Counter-cultural music and Acultural sound


Void Sigil is a philosophical and aesthetic examination of society which is and will remain, by its very nature, apolitical, apatheistic, and unconcerned with arbitrary cultural distinctions within the framework of western civilization. Rather, this exploration of aesthetic territory is an individualistic one, focused only on structures of time, texture, and form which address the listener both on an intrinsic biological level and a subjective mental level while seeking to bypass the experience guided by shared emotional and informational systems that has categorized music thus far through human history. The 'void sigil' itself represents this fluid duality of subjective meaning created or conveyed outside of a shared cultural or informational context; a placeholder for a symbol which represents the transcendence of symbolism itself.

Music has always been a potent factor within counter-cultural movements and revolutions, peaceful or violent. Almost every form of popular music which has arisen in western civilization in the last century has been rooted in some sort of social, political, or cultural upheaval. But even the most transgressive and culturally corrosive musical forms simply utilize the same shared symbolic language as whichever system they try to attack, and this ultimately renders their efforts meaningless. A look at that same tangled lineage of twentieth-century western music shows it to be littered with examples of the musical extensions of various countercultures which foundered not by being culturally rebuffed or defeated but by being culturally classified, neutered, and subsumed. Likewise, any restructuring of a societal institution or a society at large which is instigated from within an established system can only rearrange the components of that same system without truly building anything new or even truly destroying anything old.

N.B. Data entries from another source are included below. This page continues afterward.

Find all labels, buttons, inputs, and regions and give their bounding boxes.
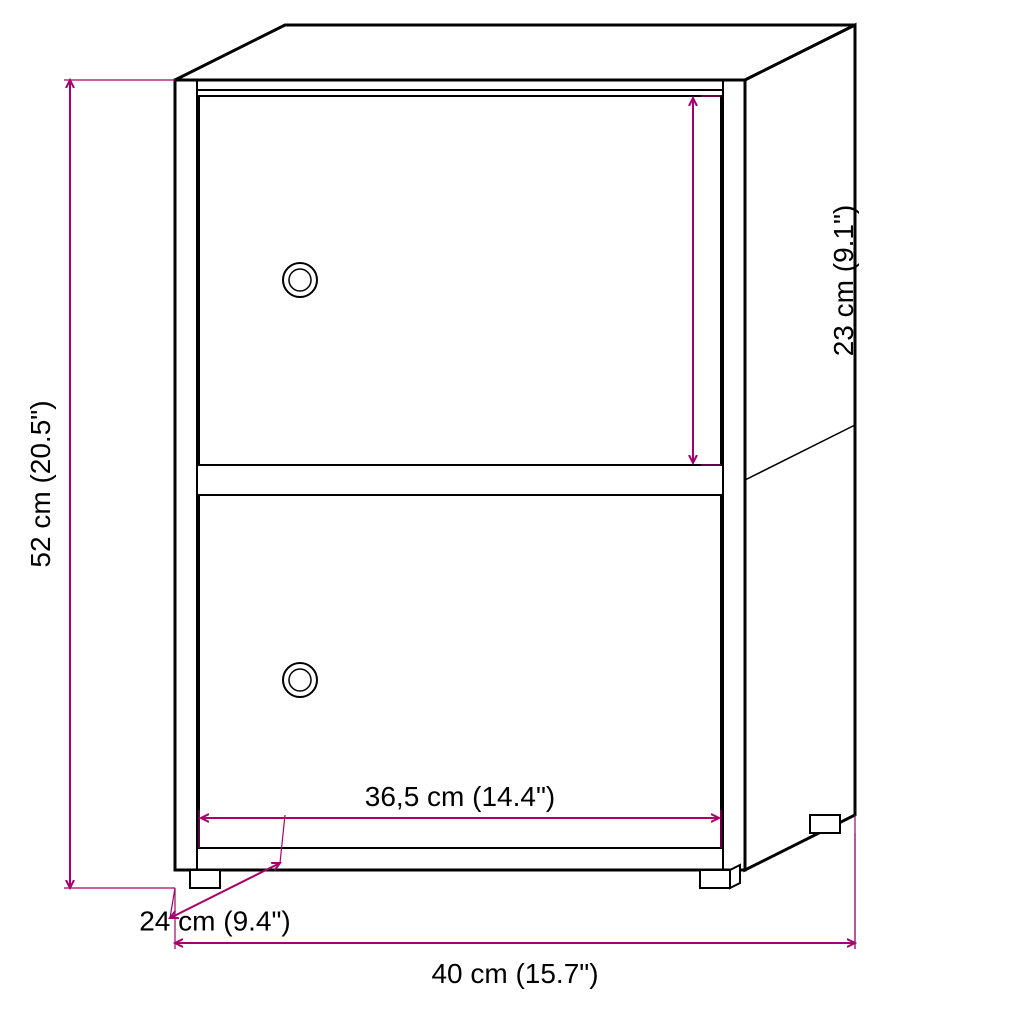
- label-height-total: 52 cm (20.5"): [25, 400, 56, 567]
- label-width-total: 40 cm (15.7"): [431, 958, 598, 989]
- cabinet-drawing: [175, 25, 855, 888]
- label-width-inner: 36,5 cm (14.4"): [365, 781, 555, 812]
- label-depth: 24 cm (9.4"): [139, 906, 291, 937]
- label-height-door: 23 cm (9.1"): [828, 205, 859, 357]
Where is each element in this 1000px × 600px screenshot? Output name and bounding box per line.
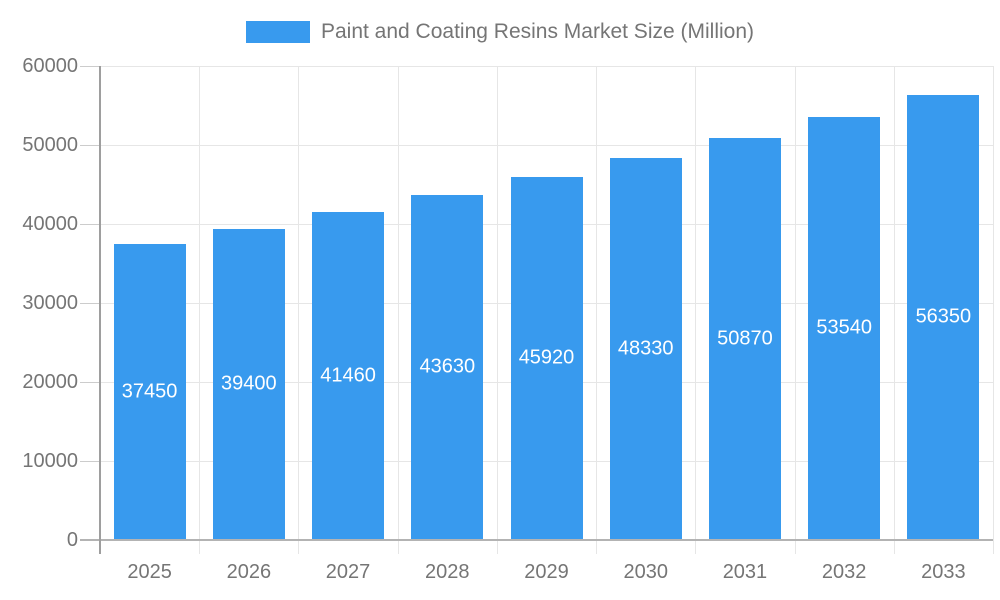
y-axis-label: 0 bbox=[66, 529, 78, 551]
bar-value-label: 50870 bbox=[717, 327, 773, 350]
bar-2031[interactable]: 50870 bbox=[708, 138, 781, 539]
x-axis-label: 2029 bbox=[524, 561, 569, 583]
bar-value-label: 43630 bbox=[419, 355, 476, 378]
y-axis-label: 50000 bbox=[22, 134, 78, 156]
y-axis-tick bbox=[80, 382, 100, 383]
bar-value-label: 48330 bbox=[617, 337, 674, 360]
x-axis-label: 2027 bbox=[325, 561, 371, 583]
bar-2025[interactable]: 37450 bbox=[113, 244, 186, 539]
y-gridline bbox=[100, 66, 993, 67]
y-axis-label: 30000 bbox=[22, 292, 78, 314]
bar-2032[interactable]: 53540 bbox=[808, 117, 881, 539]
y-axis-tick bbox=[80, 224, 100, 225]
legend-swatch bbox=[245, 21, 310, 43]
y-gridline bbox=[100, 145, 993, 146]
bar-2028[interactable]: 43630 bbox=[411, 195, 484, 539]
bar-value-label: 56350 bbox=[915, 305, 972, 328]
x-axis-label: 2025 bbox=[127, 561, 172, 583]
y-axis-label: 10000 bbox=[22, 450, 78, 472]
x-axis-label: 2030 bbox=[623, 561, 668, 583]
y-axis-tick bbox=[80, 303, 100, 304]
bar-value-label: 45920 bbox=[518, 346, 575, 369]
bar-value-label: 37450 bbox=[121, 380, 178, 403]
y-axis-label: 60000 bbox=[22, 55, 78, 77]
y-axis-tick bbox=[80, 145, 100, 146]
x-axis-label: 2033 bbox=[921, 561, 966, 583]
bar-value-label: 39400 bbox=[221, 372, 277, 395]
bar-2033[interactable]: 56350 bbox=[907, 94, 980, 539]
y-axis-line bbox=[99, 66, 101, 554]
bar-2026[interactable]: 39400 bbox=[212, 228, 285, 539]
x-axis-line bbox=[80, 539, 993, 541]
x-gridline bbox=[794, 66, 796, 554]
x-gridline bbox=[298, 66, 300, 554]
bar-2027[interactable]: 41460 bbox=[312, 212, 385, 539]
x-gridline bbox=[695, 66, 697, 554]
bar-value-label: 41460 bbox=[320, 364, 376, 387]
x-gridline bbox=[397, 66, 399, 554]
x-axis-label: 2032 bbox=[821, 561, 867, 583]
x-gridline bbox=[596, 66, 598, 554]
x-gridline bbox=[993, 66, 994, 554]
x-axis-label: 2031 bbox=[722, 561, 768, 583]
y-axis-tick bbox=[80, 66, 100, 67]
legend-label: Paint and Coating Resins Market Size (Mi… bbox=[320, 20, 754, 43]
x-axis-label: 2026 bbox=[226, 561, 272, 583]
y-axis-label: 40000 bbox=[22, 213, 78, 235]
bar-value-label: 53540 bbox=[816, 316, 872, 339]
x-gridline bbox=[199, 66, 201, 554]
chart-legend[interactable]: Paint and Coating Resins Market Size (Mi… bbox=[0, 20, 1000, 44]
bar-2029[interactable]: 45920 bbox=[510, 177, 583, 539]
bar-2030[interactable]: 48330 bbox=[609, 158, 682, 539]
x-axis-label: 2028 bbox=[425, 561, 470, 583]
y-axis-tick bbox=[80, 461, 100, 462]
x-gridline bbox=[893, 66, 895, 554]
x-gridline bbox=[496, 66, 498, 554]
y-axis-label: 20000 bbox=[22, 371, 78, 393]
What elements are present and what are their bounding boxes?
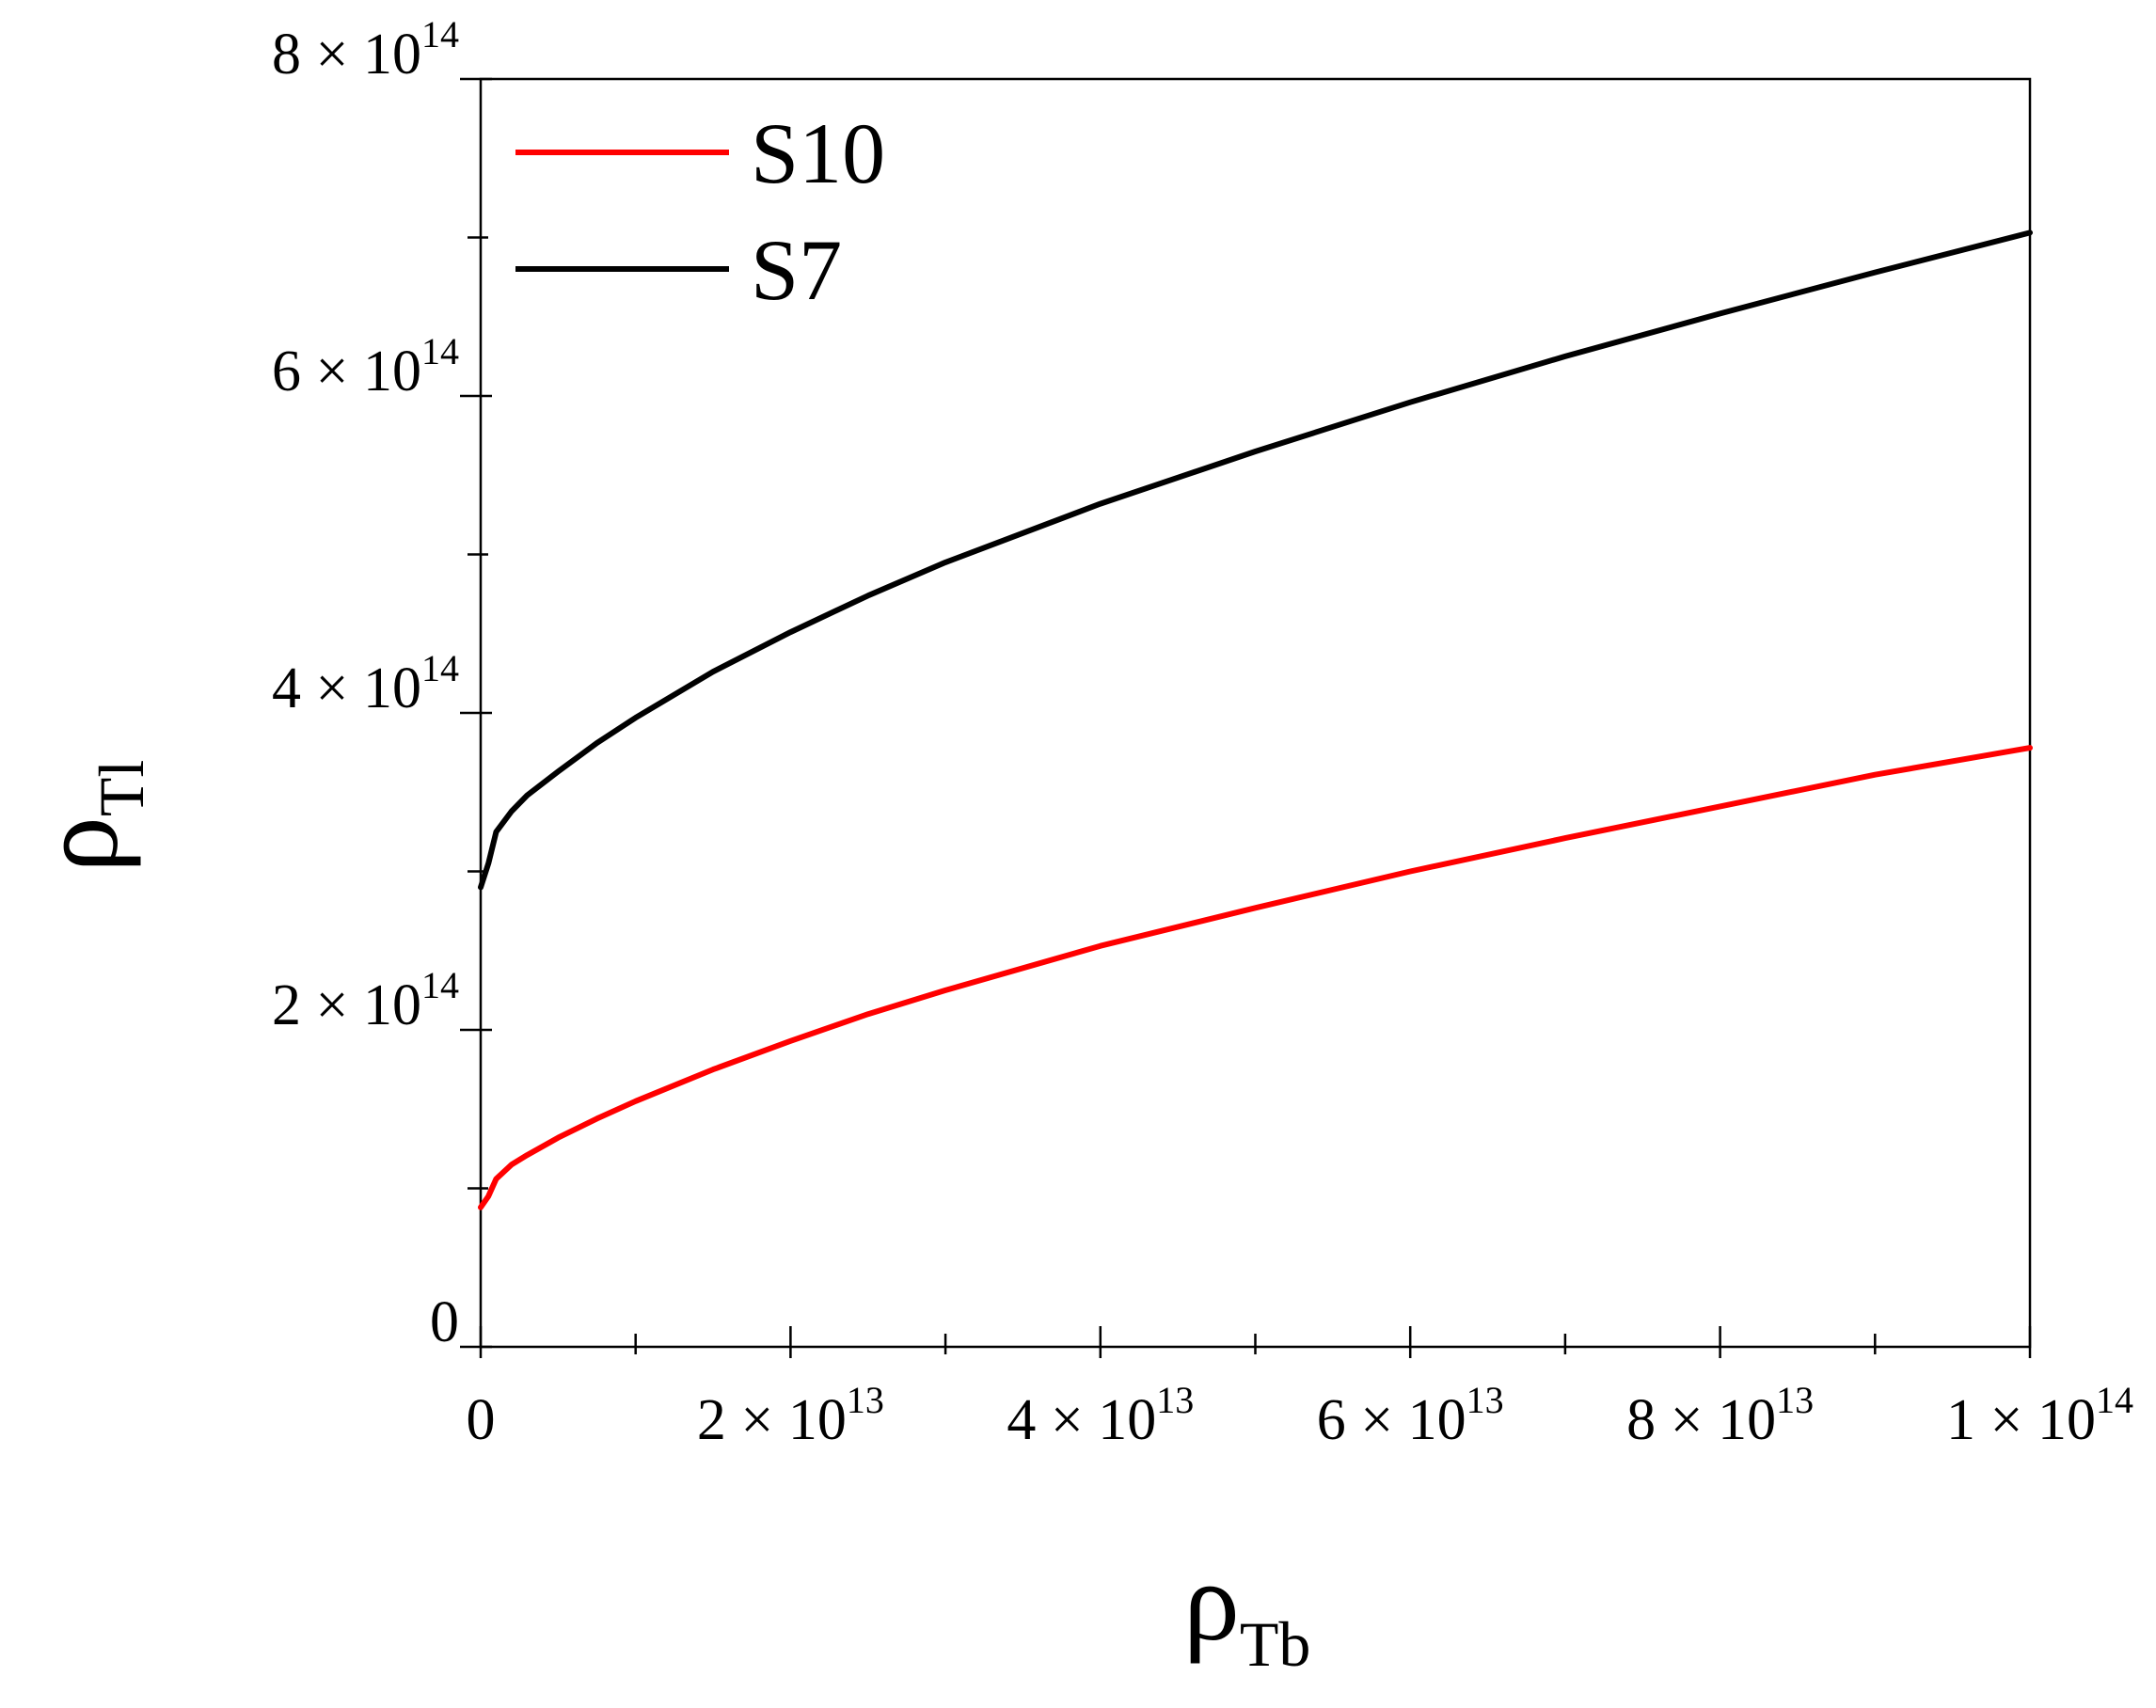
x-axis-label: ρTb [1183, 1539, 1310, 1680]
series-line-s7 [478, 229, 2033, 891]
legend-label-s10: S10 [751, 105, 885, 201]
y-tick-label: 6 × 1014 [272, 330, 459, 403]
axis-labels: ρTb ρTl [16, 760, 1310, 1680]
x-tick-label: 2 × 1013 [697, 1379, 884, 1452]
y-axis-label: ρTl [16, 760, 157, 873]
x-tick-label: 0 [467, 1388, 496, 1452]
x-tick-label: 8 × 1013 [1626, 1379, 1814, 1452]
x-tick-label: 1 × 1014 [1946, 1379, 2133, 1452]
legend-label-s7: S7 [751, 222, 842, 318]
y-tick-label: 0 [430, 1290, 459, 1354]
x-tick-label: 6 × 1013 [1317, 1379, 1504, 1452]
x-tick-label: 4 × 1013 [1007, 1379, 1194, 1452]
axes: 0 2 × 1013 4 × 1013 6 × 1013 8 × 1013 1 × 101… [272, 13, 2133, 1452]
series-layer [478, 229, 2033, 1210]
y-tick-label: 4 × 1014 [272, 647, 459, 720]
y-tick-label: 8 × 1014 [272, 13, 459, 87]
y-tick-label: 2 × 1014 [272, 964, 459, 1037]
series-line-s10 [478, 745, 2033, 1210]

A shared symbol is always defined by its own ability to be identified and quantified by its users, and any symbol which can be quantified can be bought, sold, disfigured, perverted, or sequestered away, and while it may be impossible to kill, that immortality has no value.

To codify what I include in my definition of the word 'culture' itself, I use culture to refer to the overarching customs and habits of belief and value that characterize a particular society, and, on a larger level, the philosophical system which engenders these transmissions of information. This represents the second stage of information transmission (or, on a more biological level, information contagion) between animals; the first, shared by all organisms, is the transmission of binary information on a genetic level, inherited automatically by each successive generation. The second stage of information transfer, culture has been, like genetic transfer, developed as a mechanism to ensure the survival and continuity of the species. Information was transferred through the medium of speech (in many cases incorporated into music) and, eventually, written language in much of the world, and was expanded in both cases to incorporate an increasingly complex range of symbolism and abstract concepts. This communication was still, partially through natural means and largely through the enforcement of those empowered by the structures of the cultural system, filtered through the perspective of a specific cultural set of values and ideology. Finally, we have begun to cross the threshold into a third stage, an open dimension where the physical survival of the human species is an automatic function comparable to breathing or blinking; biology is malleable and innate genetic traits no longer control the concepts of self and individuality; virtually any and all information is accessible by anyone who seeks it out; shared morality and ideology are replaced by individualized philosophical perspectives and an increased sense of self-defined community and responsibility; and culture, by the definition offered above, becomes almost completely meaningless, at best harmlessly vestigial and at worst a destructive force which cultivates only complacency and works against the equal self-actualization and realization of the entirety of the species.

Again, all revolutions which have thus far sought to fully change religious, political, economic, or any other societal systems have always done so from within the overarching cultural system, and this was out of simple necessity in the second stage of information. While one culture could be overthrown or destroyed by an external force, attacking one's own culture (even for the purposes of rebuilding it from a stratigraphical level beneath that of the perceived intrinsic problems which a given revolution might wish to address) would be suicidal when that shared cultural system was the only means of acquiring and disseminating information and thus survival. Humanity remained simply too inherently weak to relinquish its shared systems, and each individual forged by those systems could only operate within the philosophical, emotional, and aesthetic boundaries which they delineated. Now, however, as we anticipate the post-cultural era, those philosophies, emotions, and aesthetics may be developed outside of their former boundaries, and as we seek to create a musical and sonic palette in the space beyond culture, the opportunities are endless. The very definition of the music thus far generated by humanity is largely defined by the use of culturally established systems and symbolism, and those small parts of the sonic spectrum claimed by these systems must be identified if they are to be avoided. Melody and harmony, both defined by the exclusion of tones beyond a culturally-specified scale, become suspect. Rhythm is reduced to the simple 1/1 pulse of the universe or is expressed in a repeated segment of chaos; a microcosm of the fractal nature of the universe itself, in which structure is built from chaos which is built from structure, ad infinitum. Time and timbre become fluid. Lyrics and even language itself can only be useful if stripped of all meaning. Unlike music, this is sound defined by subjective, not objective, context; compositions created to be listened to and not simply heard.